The subject was part of a breakfast series hosted by Heart of the City Neighborhoods, a local nonprofit that rehabs and sells vacant homes.
A shift in thinking is needed so that the city's housing stock is seen as an asset, said Sam Magavern, co-director of Partnership for the Public Good.
"We have very high-quality housing. It's old, but that means it's really well made. But we have an urgent need to stabilize, repair and rehab," Magavern said.
"It doesn't make sense to build new, because the buildings we already have maintain the urban fabric and make these neighborhoods a place where people want to live."
Magavern said green retrofitting to reduce high energy costs is needed on a large scale.
Thousands of vacant lots, Magavern said, could boost community life if they are turned into urban farms, community gardens, playgrounds and pocket parks.
He cited the example of PUSH, which in its 25-block Green Empowerment Zone has acquired and found new uses for 45 properties.
Anthony Armstrong, program officer of the Buffalo office of Local Support Initiatives Corp., used Postal Service data to show dramatic population declines and high vacancy rates in Buffalo and, increasingly, first-ring suburbs.
"This really is a crisis situation for the region. Almost every census tract in the entire county has more vacant and undeliverable addresses than it did five years ago," Armstrong said.
The vacancy problem, he said, was made worse by declining home values in hard-pressed areas in a real estate market where supply outweighs demand. But Armstrong said one size doesn't fit all when it comes to finding solutions.
"Some activities are best coordinated at the regional level, some at the level of local government, and others at the block level. This needs to be taken on in a very cooperative and coordinated manner to make it work," he said.

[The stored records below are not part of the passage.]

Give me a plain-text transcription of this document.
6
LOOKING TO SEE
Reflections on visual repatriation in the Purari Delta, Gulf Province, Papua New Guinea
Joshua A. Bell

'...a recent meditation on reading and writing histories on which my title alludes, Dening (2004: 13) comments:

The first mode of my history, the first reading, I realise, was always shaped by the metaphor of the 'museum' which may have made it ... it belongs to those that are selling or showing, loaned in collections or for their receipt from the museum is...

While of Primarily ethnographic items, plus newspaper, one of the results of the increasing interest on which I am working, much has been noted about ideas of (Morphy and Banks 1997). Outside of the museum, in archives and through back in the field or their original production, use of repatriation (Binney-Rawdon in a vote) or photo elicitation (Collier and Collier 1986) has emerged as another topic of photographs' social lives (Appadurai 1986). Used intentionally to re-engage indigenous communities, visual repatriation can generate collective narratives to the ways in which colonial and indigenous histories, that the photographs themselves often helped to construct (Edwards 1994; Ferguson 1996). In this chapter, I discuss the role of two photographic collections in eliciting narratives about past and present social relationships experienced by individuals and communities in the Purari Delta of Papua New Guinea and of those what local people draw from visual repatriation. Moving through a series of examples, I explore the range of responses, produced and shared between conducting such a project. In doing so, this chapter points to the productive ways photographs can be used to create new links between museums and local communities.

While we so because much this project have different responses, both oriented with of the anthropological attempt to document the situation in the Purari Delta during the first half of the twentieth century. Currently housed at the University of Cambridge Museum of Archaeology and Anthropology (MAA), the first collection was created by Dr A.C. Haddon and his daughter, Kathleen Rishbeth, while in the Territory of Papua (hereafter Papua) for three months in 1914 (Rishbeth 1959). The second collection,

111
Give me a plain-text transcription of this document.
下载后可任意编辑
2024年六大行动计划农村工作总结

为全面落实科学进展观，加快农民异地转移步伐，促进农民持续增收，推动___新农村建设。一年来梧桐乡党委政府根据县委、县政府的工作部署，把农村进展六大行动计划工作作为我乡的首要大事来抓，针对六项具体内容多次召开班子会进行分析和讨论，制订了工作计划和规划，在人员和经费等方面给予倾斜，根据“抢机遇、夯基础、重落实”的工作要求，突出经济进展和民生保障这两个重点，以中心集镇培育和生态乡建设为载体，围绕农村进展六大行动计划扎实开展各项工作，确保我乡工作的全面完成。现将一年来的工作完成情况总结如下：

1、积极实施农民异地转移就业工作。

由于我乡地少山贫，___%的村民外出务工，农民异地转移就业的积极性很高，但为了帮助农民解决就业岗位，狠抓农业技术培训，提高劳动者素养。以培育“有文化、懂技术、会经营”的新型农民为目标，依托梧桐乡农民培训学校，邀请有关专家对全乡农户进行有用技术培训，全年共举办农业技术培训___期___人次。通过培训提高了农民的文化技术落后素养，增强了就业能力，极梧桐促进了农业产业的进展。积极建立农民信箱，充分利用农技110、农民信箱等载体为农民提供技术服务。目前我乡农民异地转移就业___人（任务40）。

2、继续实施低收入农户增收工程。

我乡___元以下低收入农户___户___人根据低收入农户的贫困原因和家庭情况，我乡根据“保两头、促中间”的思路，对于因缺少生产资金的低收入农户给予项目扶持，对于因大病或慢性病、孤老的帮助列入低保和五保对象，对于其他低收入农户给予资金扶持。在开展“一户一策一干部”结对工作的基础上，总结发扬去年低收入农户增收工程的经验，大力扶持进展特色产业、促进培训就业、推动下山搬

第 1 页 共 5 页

Armstrong suggested a pending application by Erie County, Buffalo and two other municipalities for a land bank could make it easier to gain control over vacant, run-down properties.
Ellicott Council Member Darius Pridgen said he has been hamstrung on the Common Council by a lack of transparency on city housing policies.
"I would ask [the public] to push us to make a clear process so when they have a few dollars and a dream, they can participate in rebuilding our communities and our neighborhoods," he said.